Sydney Film Festival : Today

June 30, 2012

A film that was high on my must watch list at the Sydney Film Festival was TODAY – the Senegalese film by French-Senegalese filmmaker Alain Gomis. The film which was competing in the Official Competition stars American artist and poet Saul Williams in the lead character Satche.

The film had been described as a mystical surrealist story based in Dakar, Senegal. I had pictured what the film would be like in my head, but it did not match up to those images. However once I slowly took in the film, pondered over it for a few days and removed all my earlier preconceived perceptions, I found it to be a subtle, contemplative and well executed film.

TODAY follows a Satche (Saul Williams) as he wakes up fully aware along with the entire village and his family that it is his last day on earth. He snakes around the streets of Dakar saying final goodbyes to friends and family. The film moves gently showcasing a picturesque and vibrant Dakar with emotions bubbling up slowly in short bursts.

His loved ones around him feel the intensity of his death the most with his wife refusing to be touched by him as she can’t stand the thought of her impending loss while his mistress is consumed with bitterness and anger.

I found the choice of using Williams instead of a local Senegalese actor to be interesting and I got the chance to question Gomis about it the following day. He gave an insightful response that putting in a foreigner forces a different level of understanding as the actor is forced to interpret thoughts, actions and conversation differently, moving and behaving in Dakar uniquely as opposed to a local.

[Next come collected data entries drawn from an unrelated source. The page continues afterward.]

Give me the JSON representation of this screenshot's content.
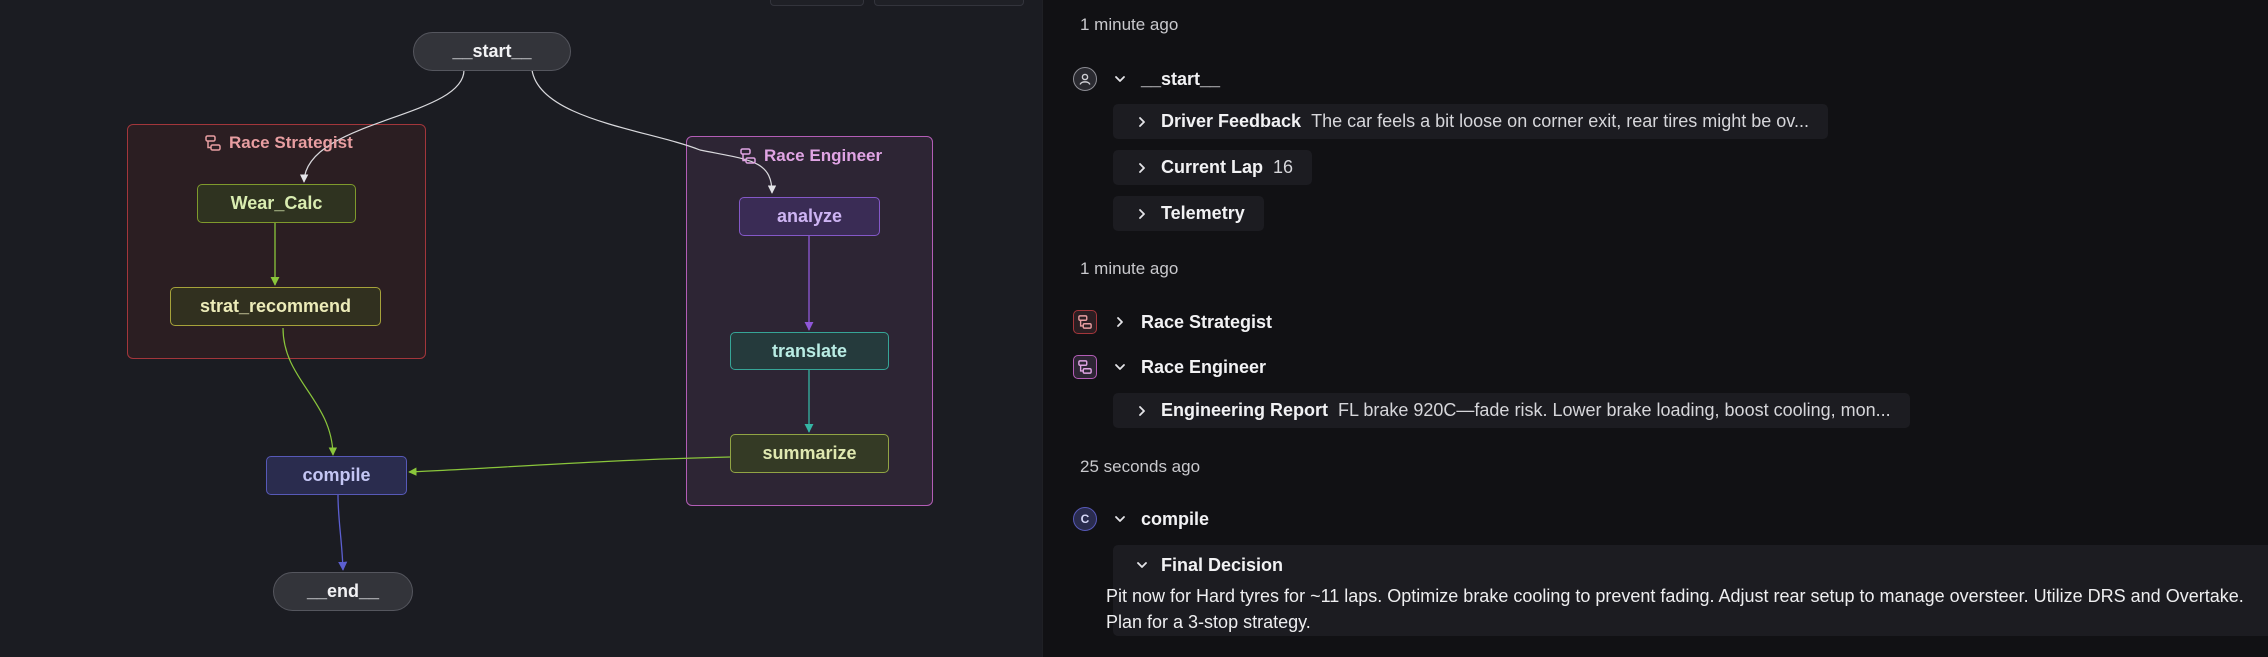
{
  "graph": {
    "nodes": {
      "start": "__start__",
      "wear_calc": "Wear_Calc",
      "strat_recommend": "strat_recommend",
      "analyze": "analyze",
      "translate": "translate",
      "summarize": "summarize",
      "compile": "compile",
      "end": "__end__"
    },
    "groups": {
      "race_strategist": "Race Strategist",
      "race_engineer": "Race Engineer"
    },
    "colors": {
      "strategist": "#c0494d",
      "engineer": "#c26ac6",
      "edge_default": "#d9d9dd",
      "edge_lime": "#8ac63b",
      "edge_purple": "#8f57d8",
      "edge_teal": "#35b5a4",
      "edge_indigo": "#5c5fd1"
    }
  },
  "run": {
    "ts1": "1 minute ago",
    "start_label": "__start__",
    "driver_feedback": {
      "key": "Driver Feedback",
      "value": "The car feels a bit loose on corner exit, rear tires might be ov..."
    },
    "current_lap": {
      "key": "Current Lap",
      "value": "16"
    },
    "telemetry": {
      "key": "Telemetry"
    },
    "ts2": "1 minute ago",
    "race_strategist": "Race Strategist",
    "race_engineer": "Race Engineer",
    "engineering_report": {
      "key": "Engineering Report",
      "value": "FL brake 920C—fade risk. Lower brake loading, boost cooling, mon..."
    },
    "ts3": "25 seconds ago",
    "compile_avatar": "C",
    "compile_label": "compile",
    "final_decision": {
      "key": "Final Decision",
      "text": "Pit now for Hard tyres for ~11 laps. Optimize brake cooling to prevent fading. Adjust rear setup to manage oversteer. Utilize DRS and Overtake. Plan for a 3-stop strategy."
    }
  }
}
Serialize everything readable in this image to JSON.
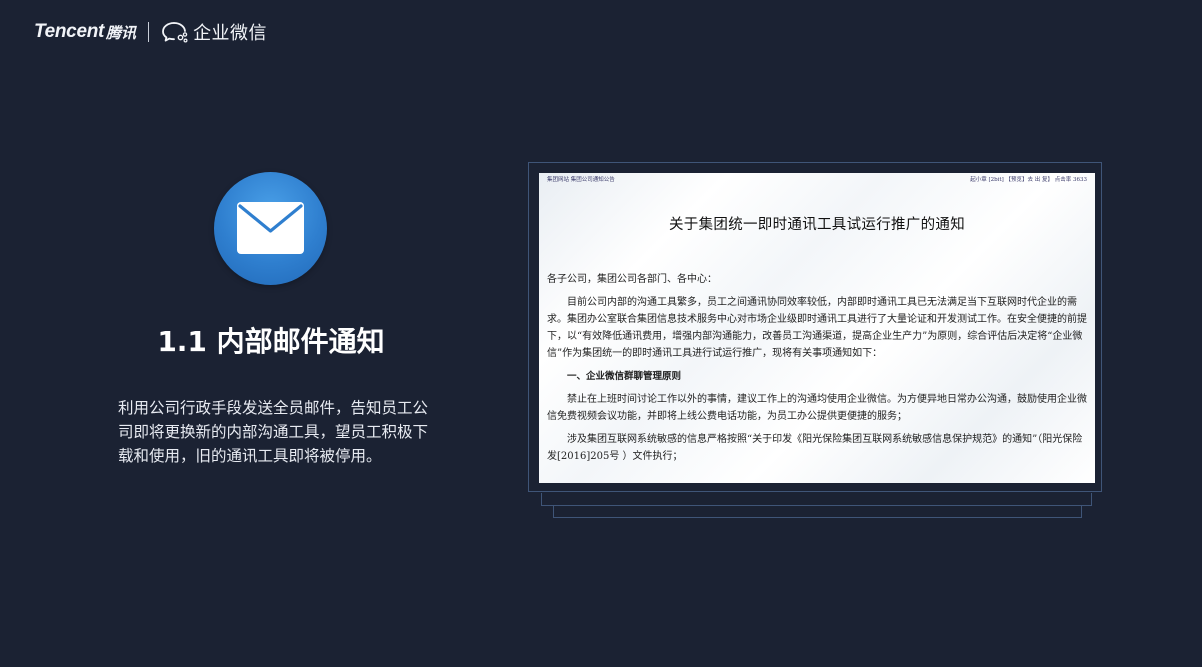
{
  "header": {
    "brand_en": "Tencent",
    "brand_cn": "腾讯",
    "product_name": "企业微信",
    "product_icon": "wework-chat-icon"
  },
  "section": {
    "icon": "mail-icon",
    "icon_color": "#2f7fcf",
    "title": "1.1 内部邮件通知",
    "description": "利用公司行政手段发送全员邮件，告知员工公司即将更换新的内部沟通工具，望员工积极下载和使用，旧的通讯工具即将被停用。"
  },
  "document": {
    "breadcrumb": "集团网站 集团公司通知公告",
    "meta": "起小章 [2bit]  【预览】去 出 复】  点击率  3633",
    "title": "关于集团统一即时通讯工具试运行推广的通知",
    "salutation": "各子公司，集团公司各部门、各中心：",
    "paragraph_1": "目前公司内部的沟通工具繁多，员工之间通讯协同效率较低，内部即时通讯工具已无法满足当下互联网时代企业的需求。集团办公室联合集团信息技术服务中心对市场企业级即时通讯工具进行了大量论证和开发测试工作。在安全便捷的前提下，以“有效降低通讯费用，增强内部沟通能力，改善员工沟通渠道，提高企业生产力”为原则，综合评估后决定将“企业微信”作为集团统一的即时通讯工具进行试运行推广，现将有关事项通知如下：",
    "heading_1": "一、企业微信群聊管理原则",
    "paragraph_2": "禁止在上班时间讨论工作以外的事情，建议工作上的沟通均使用企业微信。为方便异地日常办公沟通，鼓励使用企业微信免费视频会议功能，并即将上线公费电话功能，为员工办公提供更便捷的服务；",
    "paragraph_3": "涉及集团互联网系统敏感的信息严格按照“关于印发《阳光保险集团互联网系统敏感信息保护规范》的通知”（阳光保险发[2016]205号 ）文件执行；"
  }
}
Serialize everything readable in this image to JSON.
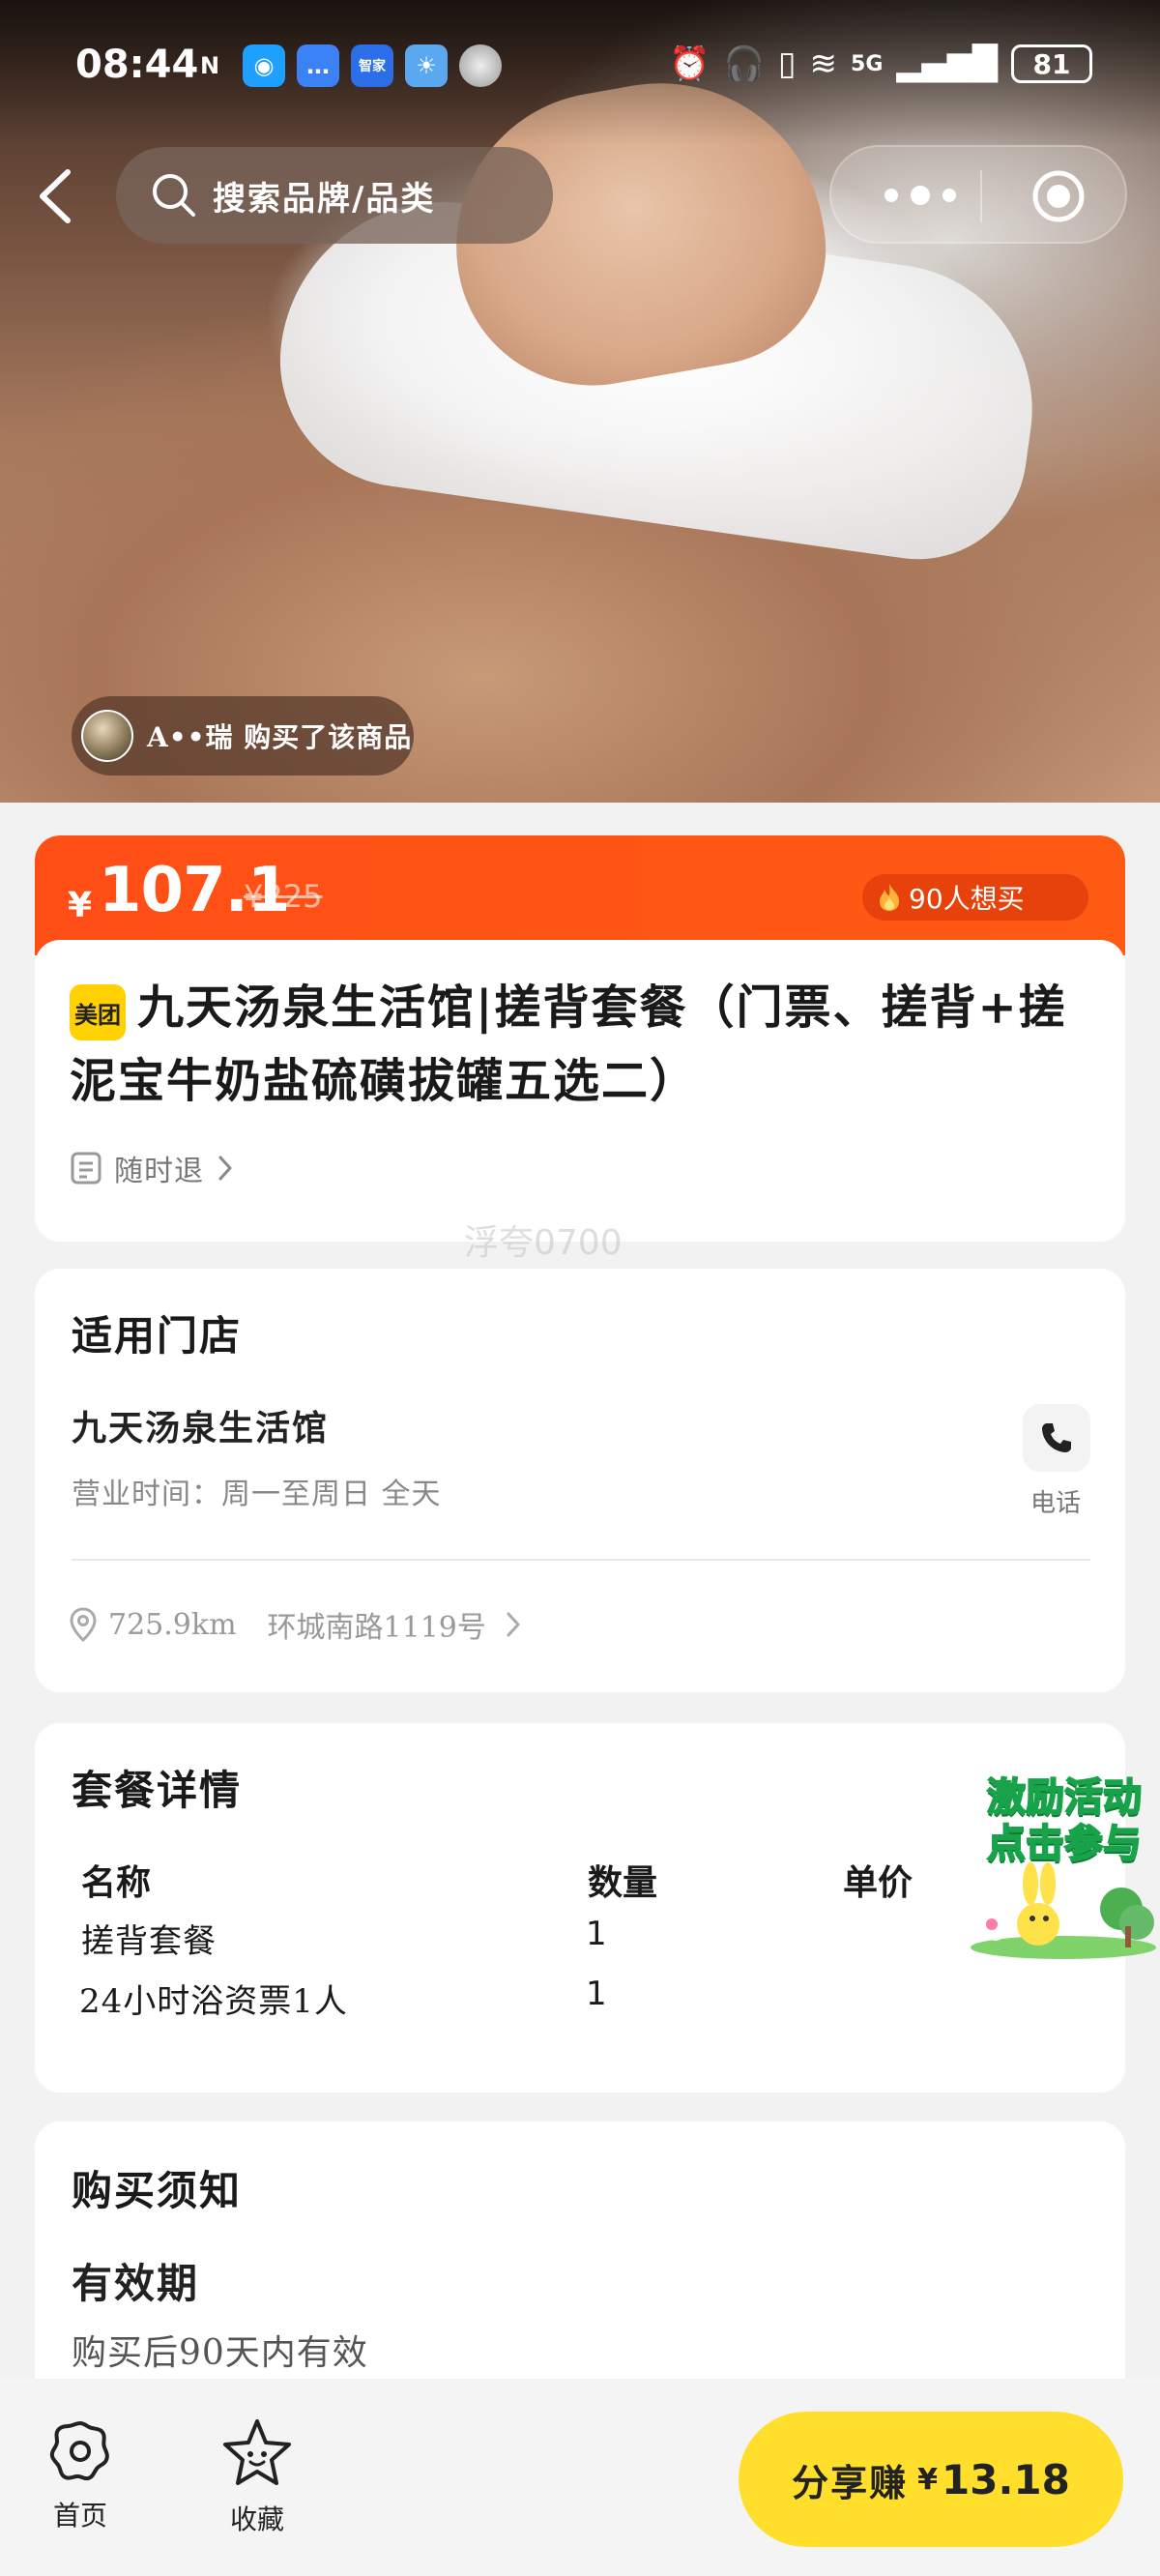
{
  "status_bar": {
    "time": "08:44",
    "network": "5G",
    "battery": "81"
  },
  "header": {
    "search_placeholder": "搜索品牌/品类"
  },
  "hero": {
    "buyer_notice": "A••瑞 购买了该商品"
  },
  "price": {
    "currency": "¥",
    "current": "107.1",
    "original": "¥225",
    "want_count": "90人想买"
  },
  "product": {
    "brand_badge": "美团",
    "title": "九天汤泉生活馆|搓背套餐（门票、搓背+搓泥宝牛奶盐硫磺拔罐五选二）",
    "refund_label": "随时退"
  },
  "watermark": "浮夸0700",
  "store": {
    "section_title": "适用门店",
    "name": "九天汤泉生活馆",
    "hours": "营业时间：周一至周日 全天",
    "phone_label": "电话",
    "distance": "725.9km",
    "address": "环城南路1119号"
  },
  "package": {
    "section_title": "套餐详情",
    "columns": [
      "名称",
      "数量",
      "单价"
    ],
    "rows": [
      {
        "name": "搓背套餐",
        "qty": "1",
        "price": ""
      },
      {
        "name": "24小时浴资票1人",
        "qty": "1",
        "price": ""
      }
    ]
  },
  "promo": {
    "line1": "激励活动",
    "line2": "点击参与"
  },
  "notice": {
    "section_title": "购买须知",
    "validity_title": "有效期",
    "validity_text": "购买后90天内有效"
  },
  "bottom_bar": {
    "home_label": "首页",
    "favorite_label": "收藏",
    "share_label": "分享赚",
    "share_currency": "¥",
    "share_amount": "13.18"
  },
  "colors": {
    "price_bar": "#ff4e16",
    "share_button": "#ffdf2b",
    "brand_badge": "#ffd100"
  }
}
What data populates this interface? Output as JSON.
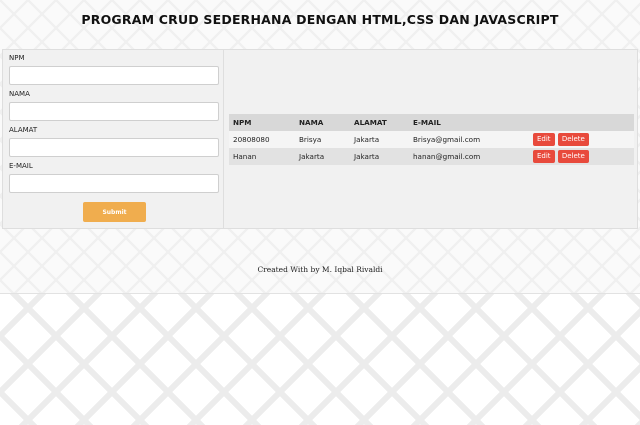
{
  "header": {
    "title": "PROGRAM CRUD SEDERHANA DENGAN HTML,CSS DAN JAVASCRIPT"
  },
  "form": {
    "fields": [
      {
        "label": "NPM",
        "value": "",
        "placeholder": ""
      },
      {
        "label": "NAMA",
        "value": "",
        "placeholder": ""
      },
      {
        "label": "ALAMAT",
        "value": "",
        "placeholder": ""
      },
      {
        "label": "E-MAIL",
        "value": "",
        "placeholder": ""
      }
    ],
    "submit_label": "Submit"
  },
  "table": {
    "headers": [
      "NPM",
      "NAMA",
      "ALAMAT",
      "E-MAIL",
      ""
    ],
    "rows": [
      {
        "npm": "20808080",
        "nama": "Brisya",
        "alamat": "Jakarta",
        "email": "Brisya@gmail.com",
        "edit_label": "Edit",
        "delete_label": "Delete"
      },
      {
        "npm": "Hanan",
        "nama": "Jakarta",
        "alamat": "Jakarta",
        "email": "hanan@gmail.com",
        "edit_label": "Edit",
        "delete_label": "Delete"
      }
    ]
  },
  "footer": {
    "text": "Created With by M. Iqbal Rivaldi"
  },
  "colors": {
    "submit": "#f0ad4e",
    "action_button": "#e84a3c",
    "panel": "#f1f1f1"
  }
}
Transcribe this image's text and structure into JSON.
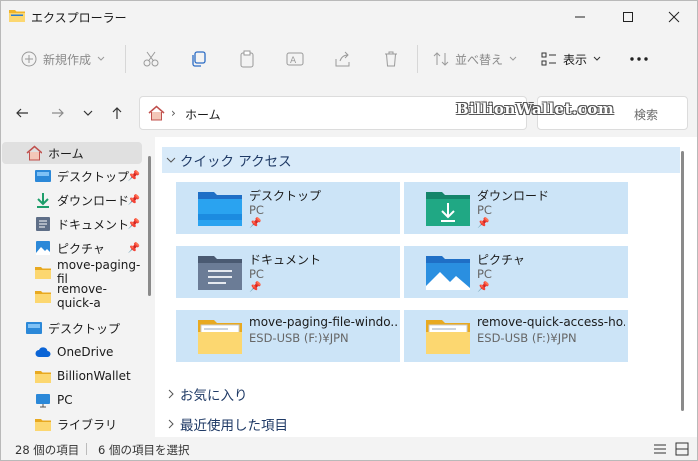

The opening scene is both confronting and humorous as Satche is confronted with loved ones speaking out about his life, his achievements, his weaknesses and his failures. Gomis refers to the film as a ‘celebration of life’ in the Q&A which followed the screening. The focus wasn’t on the impending death of Satche but rather the celebration of his existence so far.

There is a beautiful scene where Satche meets a Sufi body washer, whose job is to wash the deceased before burial. The gentleman performs a practice wash on Satche. There is indeed something surreal about experiencing a ritual reserved for your death and the magnitude of this spoke in loud volumes to me.

In the end the silence and the lack of dialogue in the film leaves you to your own devices to fill in the gaps and the unexplained encounters and finally with the ultimate question. How would you spend the last day of your life?